— Тебя Вакулич должен был везти?
— Так точно.
— Не знаю, когда ты в свой госпиталь попадешь. Вакулич, твою мать, совсем о своих больных не думает — одни командировки на уме! Так что не знаю — скорее всего, я тебе ничем не помогу.
— Товарищ капитан, а не могли бы вы меня отвезти?
— Я? А где твои документы?
— В кабинете у Вакулича.
— Вакулич пока еще без кабинета — он у нас общий. А решение о госпитализации есть?
— Есть. В медицинской книжке записано. Возьмите меня, а то когда еще Вакулич приедет?!
Жолнерович на минуту задумался, а затем раздраженно ответил:
— Жалко мне вас, боец, понимаешь?! Просто по человечески жалко! С Вакуличем ты и в самом деле можешь в госпиталь вообще не попасть. Ладно — если я твои документы найду, то захвачу с собой — мне двух человек из бригады нужно в хирургию везти.
Игорь ожидал оглашения результатов поиска.
— Что-то пока нет. Фельдшер!
— Я.
— Посмотри в шкафу, фамилия Ти…
— Тищенко, — подсказал Игорь.
— Фамилия — Тищенко.
Книжку все же удалось отыскать.
Пришли оба больных из бригады, и теперь оставалось лишь подождать козелок.
— Правда, я тебе ничего не гарантирую — с местами там тяжело. Но, может быть, что и получится, — пояснил Игорю Жолнерович.
Капитан позвонил в парк и по разговору Игорь понял, что козелок приедет через полчаса. Тищенко надоело сидеть в полутемной санчасти, и он вышел на освещенное утренним солнцем крыльцо. День выдался погожим и теплым. «Может, в учебный центр сходить и попрощаться со взводом? А вдруг назад приеду — потом засмеют! Нет, не стоит», — подумал Игорь и ощутил, что в глубине души он не очень-то опечален предстоящим расставанием. «Жалко будет с Лупьяненко и Туем расставаться, ну, может быть, еще с Сашиным и Доброхотовым… А с остальными… А с остальными все равно! Во всяком случае, с Резняком точно расставаться не жалко», — думал Игорь, глядя на лениво кружащиеся багряно-красные листья, потихоньку слетающие с росшего рядом с санчастью большого, раскидистого клена. Пробегая взглядом по столовой и складам, Игорь день за днем вспоминал три с лишним месяца, проведенные в части. Гражданская жизнь и институт казались такими далекими, словно после призыва прошло не меньше двух лет.

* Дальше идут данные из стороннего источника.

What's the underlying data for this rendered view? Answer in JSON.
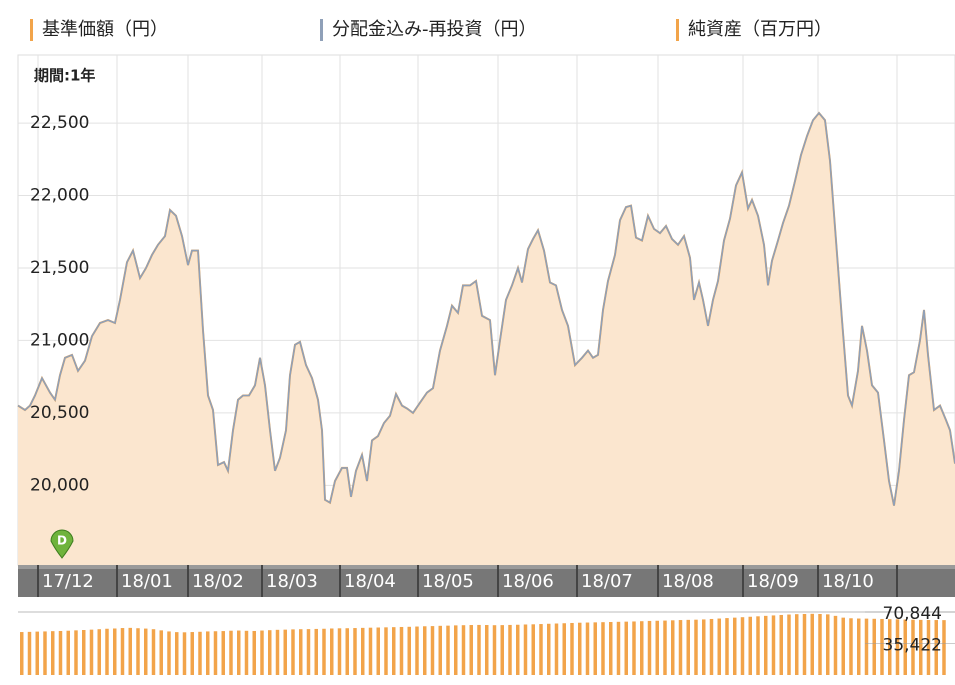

Подъехал козелок. Из санчасти вышел Жолнерович, сказал Игорю садиться в машину, а сам вновь скрылся за дверью. Вскоре он вышел оттуда в сопровождении какого-то прапорщика и двух младших сержантов из бригады с перевязанными руками.
— Давай после госпиталя в ЦУМ заедем? — попросил прапорщик.
— Давай, все равно время будет, — согласился Жолнерович.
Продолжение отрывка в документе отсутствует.